Composed by David Foster
Lyrics by Linda Thompson-Jenner
Rachael Weisinger and Rebecca Henderson – Mary, Did You Know?
Rachael: I love “Mary, Did You Know?” because it portrays the Gift through the eyes of a mother, potentially unaware of all that her newborn baby will accomplish. While we see the impending future and legacy of Jesus Christ, he’s only a baby before her eyes. Her human naivety magnifies the wonder of the nativity. Live performances are my favorite because they are very emotional. Usually, whenever it is performed, it’s sung at a location or an event for you to be reflective.
“Did you know that your baby boy has walked where angels trod?
When you kiss your little baby, you kiss the face of God”

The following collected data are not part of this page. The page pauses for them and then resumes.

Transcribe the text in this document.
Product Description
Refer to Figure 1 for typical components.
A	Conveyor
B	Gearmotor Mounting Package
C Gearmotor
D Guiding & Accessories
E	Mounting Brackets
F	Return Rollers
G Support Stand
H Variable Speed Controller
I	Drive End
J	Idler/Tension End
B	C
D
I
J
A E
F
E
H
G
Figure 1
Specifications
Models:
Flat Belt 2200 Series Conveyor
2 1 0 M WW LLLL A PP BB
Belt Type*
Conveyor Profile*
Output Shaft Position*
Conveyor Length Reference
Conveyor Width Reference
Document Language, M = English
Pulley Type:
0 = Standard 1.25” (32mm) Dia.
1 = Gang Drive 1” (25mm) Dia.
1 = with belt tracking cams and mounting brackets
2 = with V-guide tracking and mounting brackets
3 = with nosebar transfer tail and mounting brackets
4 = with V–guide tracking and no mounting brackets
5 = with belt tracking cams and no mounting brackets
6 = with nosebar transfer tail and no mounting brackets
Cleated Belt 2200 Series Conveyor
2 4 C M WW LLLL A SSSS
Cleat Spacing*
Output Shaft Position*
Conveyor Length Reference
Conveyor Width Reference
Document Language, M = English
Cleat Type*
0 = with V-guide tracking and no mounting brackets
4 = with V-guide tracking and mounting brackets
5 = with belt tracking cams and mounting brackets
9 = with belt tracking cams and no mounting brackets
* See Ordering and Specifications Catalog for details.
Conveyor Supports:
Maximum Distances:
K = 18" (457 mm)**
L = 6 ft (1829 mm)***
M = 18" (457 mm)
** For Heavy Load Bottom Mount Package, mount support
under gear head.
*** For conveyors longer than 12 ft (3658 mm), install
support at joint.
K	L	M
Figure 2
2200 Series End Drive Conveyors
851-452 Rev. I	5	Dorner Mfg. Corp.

Rebecca: “Mary, Did you Know?” is my most beloved Christmas song because it speaks to my “mom heart.” As I process the words of this song year after year, I often think of how Mary must have felt as such a young mother. Being given the news that God’s Son would be her responsibility to raise and nurture would have been overwhelming! She must have been terrified and completely unprepared; what first-time mom isn’t? My favorite version is the one by Kutless because it’s a little edgy and rock and roll-ish.
Composed by Buddy Greene
Lyrics by Mark Lowry
Susan Sisson – Carol of the Bells
“Carol of the Bells” is definitely the song that makes me feel most Christmas-y in a tingly way! I don’t really have a favorite.
“Hark! how the bells
Sweet silver bells
All seem to say, ‘Throw cares away.’
Christmas is here
Bringing good cheer
To young and old Meek and the bold”
Composed by Mykola Leontovych
Lyrics by Peter J. Wilhousky
Music very often has the power to bring us out of ourselves and enter into sacred space. Christmas songs are no different. Some are ancient in all their depth, harkening back to old cathedrals, choirs, and simple home gatherings. Some are filled with techno beats and joyful reminders of what wonderful creativity abounds today. We at Kingdom Winds hope you allow your Christmas season to be filled to the brim with holy songs that remind you of the most beautiful reason for this season: our humble Savior—Jesus.